It must have been a difficult day for Tsunehisa Katsumata. In 2003, the then-president of the Tokyo Electric Power Company, or Tepco, gave a speech addressing what, until then, had been the biggest scandal in the history of Japan's largest energy utility company. In 29 incidents the year before, nuclear power plant maintenance documents had been falsified and Tepco had been forced to take 17 nuclear reactors temporarily offline as a result. Tepco CEO Hiroshi Araki and four other top executives resigned.
In unflinching words, Katsumata took his company to task for its shortcomings and announced no less than a new corporate culture, one with a strict code of ethics and a policy of open and honest communication with the public.

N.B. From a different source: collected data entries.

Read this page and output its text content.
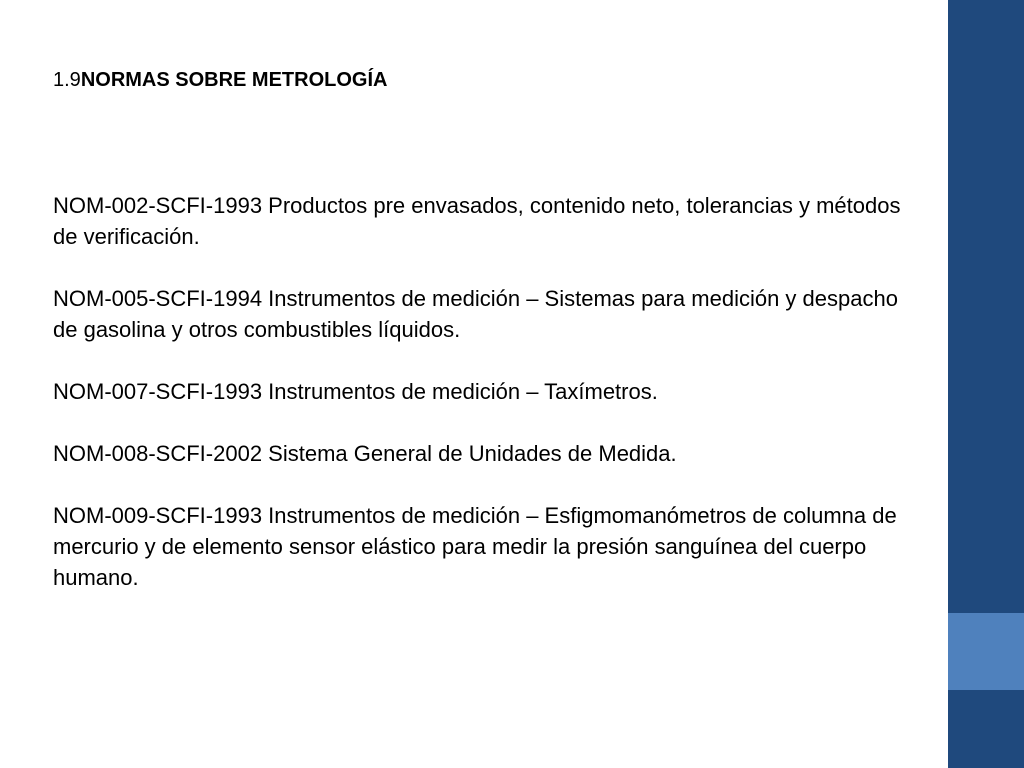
1.9NORMAS SOBRE METROLOGÍA

NOM-002-SCFI-1993 Productos pre envasados, contenido neto, tolerancias y métodos de verificación.

NOM-005-SCFI-1994 Instrumentos de medición – Sistemas para medición y despacho de gasolina y otros combustibles líquidos.

NOM-007-SCFI-1993 Instrumentos de medición – Taxímetros.

NOM-008-SCFI-2002 Sistema General de Unidades de Medida.

NOM-009-SCFI-1993 Instrumentos de medición – Esfigmomanómetros de columna de mercurio y de elemento sensor elástico para medir la presión sanguínea del cuerpo humano.
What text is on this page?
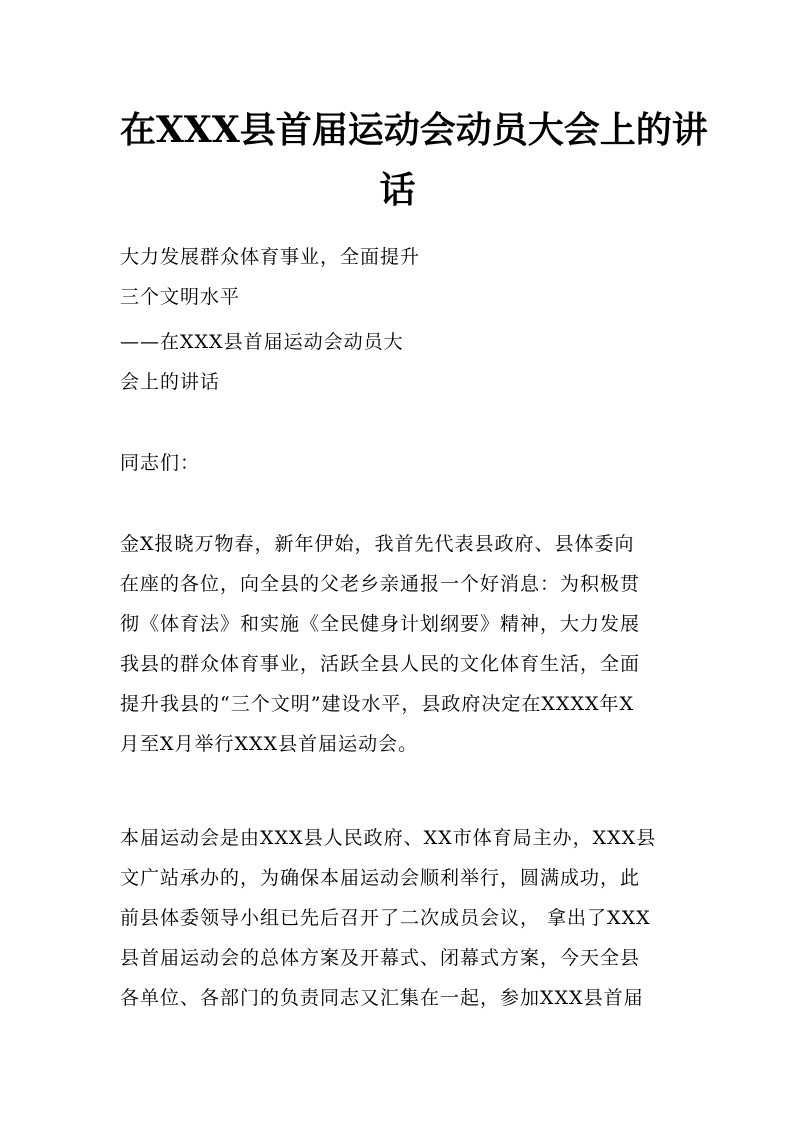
在XXX县首届运动会动员大会上的讲
话
大力发展群众体育事业，全面提升
三个文明水平
——在XXX县首届运动会动员大
会上的讲话
同志们：
金X报晓万物春，新年伊始，我首先代表县政府、县体委向
在座的各位，向全县的父老乡亲通报一个好消息：为积极贯
彻《体育法》和实施《全民健身计划纲要》精神，大力发展
我县的群众体育事业，活跃全县人民的文化体育生活，全面
提升我县的“三个文明”建设水平，县政府决定在XXXX年X
月至X月举行XXX县首届运动会。
本届运动会是由XXX县人民政府、XX市体育局主办，XXX县
文广站承办的，为确保本届运动会顺利举行，圆满成功，此
前县体委领导小组已先后召开了二次成员会议， 拿出了XXX
县首届运动会的总体方案及开幕式、闭幕式方案，今天全县
各单位、各部门的负责同志又汇集在一起，参加XXX县首届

Today, though, those words must ring hollow to the people who have received high levels of radiation following the accident at the Fukushima I power plant, and to those who have been evacuated and may never be able to return to their homes located near the plant again.
The tone of Katsumata's speech was clear: The numerous past incidents were in no way isolated mistakes made by individual employees. Instead, they were the result of a corporate culture at Tepco that had allowed hair-raising breaches in safety to occur.
A Nuclear Division Spins out of Control
"First, we must admit that we had no clear rules to judge whether equipment was fit for service," Katsumata states in his speech, which is still available on Tepco's website today. He said that there were no rules addressing the fact that machinery and equipment generally wear away or crack with the passage of time, so equipment was used as long as such flaws didn't pose "safety hazards."
And therein lies the problem: When something was unclear, Tepco engineers apparently made arbitrary decisions. "They repeatedly made personal decisions based on their own idea of safety," Katsumata said. But it is clear that those ideas of safety weren't stringent enough. "Nuclear division members tended to regard a stable supply of electricity as the ultimate objective," he said.
Over time, the nuclear division appeared to spin out of control, according to Katsumata's assessment. "The engineers were so confident in their knowledge of nuclear power that they came to hold the erroneous belief that they would not have to report problems to the national government as long as safety was maintained," he said. In the end, "they went as far as to delete factual data and falsify inspection and repair records."
He also attributed another dangerous trait to the engineers. The high degree of technical specialization required in nuclear power generation, he warned, had "hampered flexible personnel changes in the nuclear power division, and as a result, this division became a homogeneous and exclusive circle of engineers who defied checks by other divisions, including the management."
The 2004 manuscript is only one testament to the nuclear power giant's troubled approach to crisis management. Both before and after the speech, an impressive list of incidents continued to grow, including deadly accidents.
'What is Going on Here?'
Looking at the situation today, statements made by Tepco spokesman Hiroyuki Kuroda in March 2004 seem bitterly ironic. He pledged that Tepco had "learned numerous valuable lessons" from the 2002 scandal. "One of the most important was that information should always be shared," he said.
But the company's approach to public information seemed to be precisely the opposite during the past two years. Just as it had in previous years, Tepco appears to have reported to the Japanese government only those things it was unable to keep secret. It was only when the shell of one of the reactor buildings exploded live on television on March 12 that the world became aware of the true extent of the accident.
As a result, five days after the tsunami, Japanese Prime Minister Naoto Kan himself visited executives at Tepco headquarters and shouted at flabbergasted engineers: "What is going on here?" He reportedly accused the Tepco officials of placing the well-being of their own company above that of the Japanese people.
"It is not a matter of whether Tepco collapses, it is a matter of whether Japan goes wrong," he is reported to have said. Afterwards, Kan named himself the head of a crisis team made up of government and Tepco officials.
Critics Claim Tepco Did More to Save Plant than Ensure Safety
By doing so, he may have helped prevent even worse things from happening because the attitude that seems to have permeated Tepco -- namely that the company and its property should be given the greatest priority -- appears to remain in place, even in the face of a nuclear catastrophe. The engineers reportedly considered pumping ocean water mixed with boric acid into the damaged Reactor 1 as early as the morning of March 12 in order to prevent a threatening total core meltdown.
The problem was that the action would have been equivalent to abandoning the reactor altogether because the salt water would have caused damage that could have permanently destroyed the plant. The engineers waited for hours before they finally begin pumping sea water at 8:20 p.m. local time into the reactor. A Tepco spokesman said the company had waited until the right time, taking into account the security of the entire facility.
Critics, however, hold another view. Tepco "hesitated because it tried to protect its assets," Akira Omoto, a former Tepco executive and a member of the Japan Atomic Energy Commission, told the Wall Street Journal. Another government official, speaking on the condition of anonymity, told the newspaper: "This disaster is 60 percent man-made. They failed in their initial response. It's like Tepco dropped and lost a 100 yen coin while trying to pick up a 10 yen coin."